Bold claim: Earth hides vast reservoirs of ancient water deep underground, and new research suggests this hidden inventory may have shaped our planet’s journey from molten chaos to a thriving world. But here’s where it gets controversial: what we once thought about water’s deep fate could be turning on its head. A recent set of studies unveils enormous, previously unknown repositories of primordial water located thousands of kilometers beneath the surface, offering fresh clues about how Earth evolved over billions of years.
To explore this, researchers simulated the extreme high-temperature, high-pressure environment about 660 kilometers below the surface. Under these conditions,bridgmanite—the mantle’s most abundant mineral—displayed a remarkable ability to retain water, even at temperatures soaring to 4,100°C.
The mantle itself is a colossal, mostly solid layer of hot, dense rock that extends between the crust and the outer core. It accounts for roughly 84 percent of Earth’s volume and about 67 percent of its mass. Within this zone, the hottest regions move with a slow, viscous flow, like super-thick syrup circulating through a vast, multi-layered system.
The new findings, published in Science, challenge and refine our understanding of deep Earth water storage. They imply that some water was trapped early in Earth’s history as molten material cooled and crystallized into solid minerals, remaining locked away inside the mantle for eons.
Du Zhixue, lead author and professor at the Guangzhou Institute of Geochemistry, explains that substantial water could have been sequestered deep within the mantle as the planet’s magma ocean cooled and the rocks crystallized.
Around 4.6 billion years ago, Earth was not the serene blue world we know today. It experienced frequent, violent impacts that churned its surface and interior into a seething magma ocean. In such conditions, liquid water could not exist. Yet, during this fiery infancy, large amounts of water apparently became trapped deep inside the planet.
As the magma ocean cooled and solidified, the mantle formed. Bridgmanite crystallized first and in greatest quantity, potentially acting like a microscopic sponge for water. The ease with which bridgmanite binds water would have directly influenced how much water was retained from the initial magma.
Using models of how the magma ocean crystallized, the team found that bridgmanite’s strong water-locking capacity could make the lower mantle the planet’s largest water reservoir once solidification progressed.
Previous work, based on lower-temperature assumptions, suggested bridgmanite had limited water storage. However, by pushing experimental conditions to 4,100°C with a cutting-edge ultra-high-pressure setup the team built, they demonstrated that bridgmanite’s water-retention capacity rises with temperature and could be five to one hundred times greater than earlier estimates.
The researchers produced heat with lasers and used high-temperature imaging to replicate early deep-mantle conditions. This approach helped determine the temperatures at which water could be stored, establishing a robust link between temperature and how water partitions within the mantle.

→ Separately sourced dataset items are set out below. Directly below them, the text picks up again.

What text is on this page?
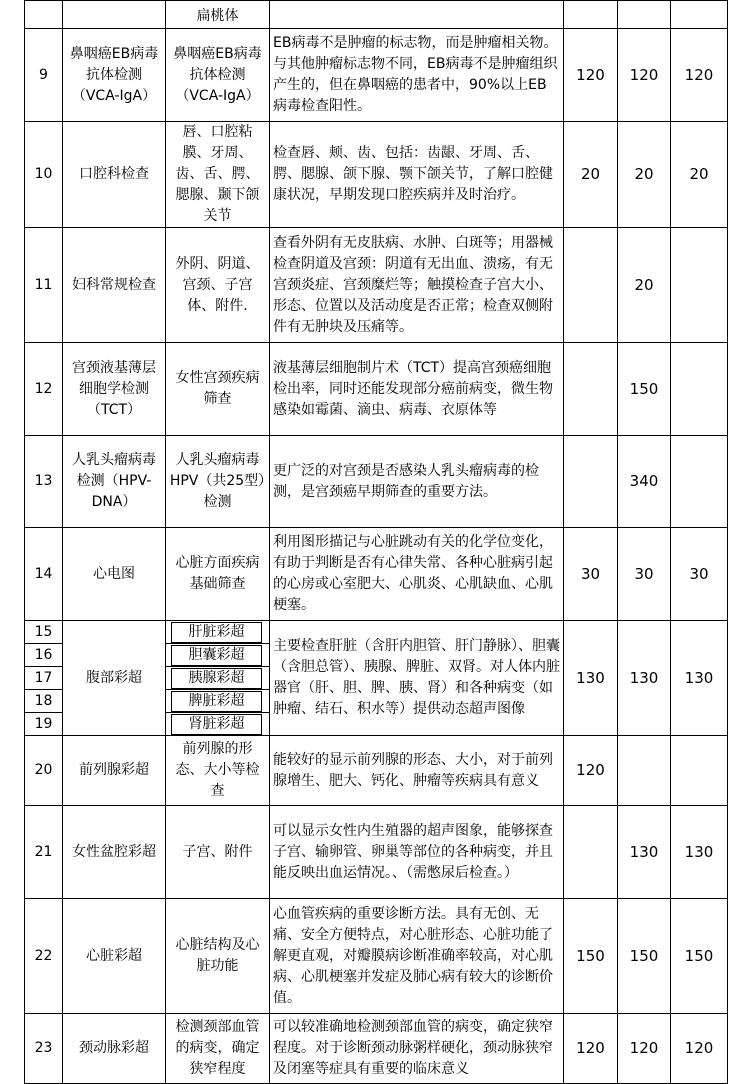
		扁桃体				
9	鼻咽癌EB病毒抗体检测（VCA-IgA）	鼻咽癌EB病毒抗体检测（VCA-IgA）	EB病毒不是肿瘤的标志物，而是肿瘤相关物。与其他肿瘤标志物不同，EB病毒不是肿瘤组织产生的，但在鼻咽癌的患者中，90%以上EB病毒检查阳性。	120	120	120
10	口腔科检查	唇、口腔粘膜、牙周、齿、舌、腭、腮腺、颞下颌关节	检查唇、颊、齿、包括：齿龈、牙周、舌、腭、腮腺、颌下腺、颚下颌关节，了解口腔健康状况，早期发现口腔疾病并及时治疗。	20	20	20
11	妇科常规检查	外阴、阴道、宫颈、子宫体、附件.	查看外阴有无皮肤病、水肿、白斑等；用器械检查阴道及宫颈：阴道有无出血、溃疡，有无宫颈炎症、宫颈糜烂等；触摸检查子宫大小、形态、位置以及活动度是否正常；检查双侧附件有无肿块及压痛等。		20	
12	宫颈液基薄层细胞学检测（TCT）	女性宫颈疾病筛查	液基薄层细胞制片术（TCT）提高宫颈癌细胞检出率，同时还能发现部分癌前病变，微生物感染如霉菌、滴虫、病毒、衣原体等		150	
13	人乳头瘤病毒检测（HPV-DNA）	人乳头瘤病毒HPV（共25型）检测	更广泛的对宫颈是否感染人乳头瘤病毒的检测，是宫颈癌早期筛查的重要方法。		340	
14	心电图	心脏方面疾病基础筛查	利用图形描记与心脏跳动有关的化学位变化，有助于判断是否有心律失常、各种心脏病引起的心房或心室肥大、心肌炎、心肌缺血、心肌梗塞。	30	30	30
15	腹部彩超	肝脏彩超	主要检查肝脏（含肝内胆管、肝门静脉）、胆囊（含胆总管）、胰腺、脾脏、双肾。对人体内脏器官（肝、胆、脾、胰、肾）和各种病变（如肿瘤、结石、积水等）提供动态超声图像	130	130	130
16		胆囊彩超				

17		胰腺彩超				

18		脾脏彩超				

19		肾脏彩超				

20	前列腺彩超	前列腺的形态、大小等检查	能较好的显示前列腺的形态、大小，对于前列腺增生、肥大、钙化、肿瘤等疾病具有意义	120		
21	女性盆腔彩超	子宫、附件	可以显示女性内生殖器的超声图象，能够探查子宫、输卵管、卵巢等部位的各种病变，并且能反映出血运情况。、（需憋尿后检查。）		130	130
22	心脏彩超	心脏结构及心脏功能	心血管疾病的重要诊断方法。具有无创、无痛、安全方便特点，对心脏形态、心脏功能了解更直观，对瓣膜病诊断准确率较高，对心肌病、心肌梗塞并发症及肺心病有较大的诊断价值。	150	150	150
23	颈动脉彩超	检测颈部血管的病变，确定狭窄程度	可以较准确地检测颈部血管的病变，确定狭窄程度。对于诊断颈动脉粥样硬化，颈动脉狭窄及闭塞等症具有重要的临床意义	120	120	120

In collaboration with Long Tao, from the Institute of Geology, Chinese Academy of Geological Sciences, the team employed atom probe tomography. This method, akin to a nanoscopic chemical tomography, allowed precise visualization of water distribution within bridgmanite at the nanometer scale, confirming that water is indeed integrated into the mineral’s structure.
Estimated estimates put the amount of water retained in the early solid mantle at roughly 0.08 to 1 times the volume of all modern oceans.
Water that's locked within deep rocks isn’t a static stockpile. It acts like a lubricant for Earth’s gigantic geologic engine, lowering the melting point and viscosity of mantle rock. This facilitates slow, convective movement of mantle material, effectively driving the movement of tectonic plates at the surface and sustaining the planet’s geodynamic vitality.
Over time, the deeply stored water gradually migrated toward the surface as magma moved. This contributed to the formation of Earth’s primordial atmosphere and oceans and likely played a pivotal role in transforming a molten world into the blue, hospitable planet we inhabit today.
The study was supported by multiple Chinese institutions, including the Chinese Academy of Sciences, the National Natural Science Foundation of China, the Ministry of Science and Technology, the Guangdong Basic and Applied Basic Research Foundation, and the China Postdoctoral Science Foundation.
If you’re curious to dive deeper, this research invites us to rethink how water is stored and cycled inside a planet, and what that means for our understanding of planetary evolution elsewhere in the cosmos. Do you think these deep-water reservoirs could be common in rocky planets beyond Earth, and how might they influence their habitability? Share your thoughts in the comments.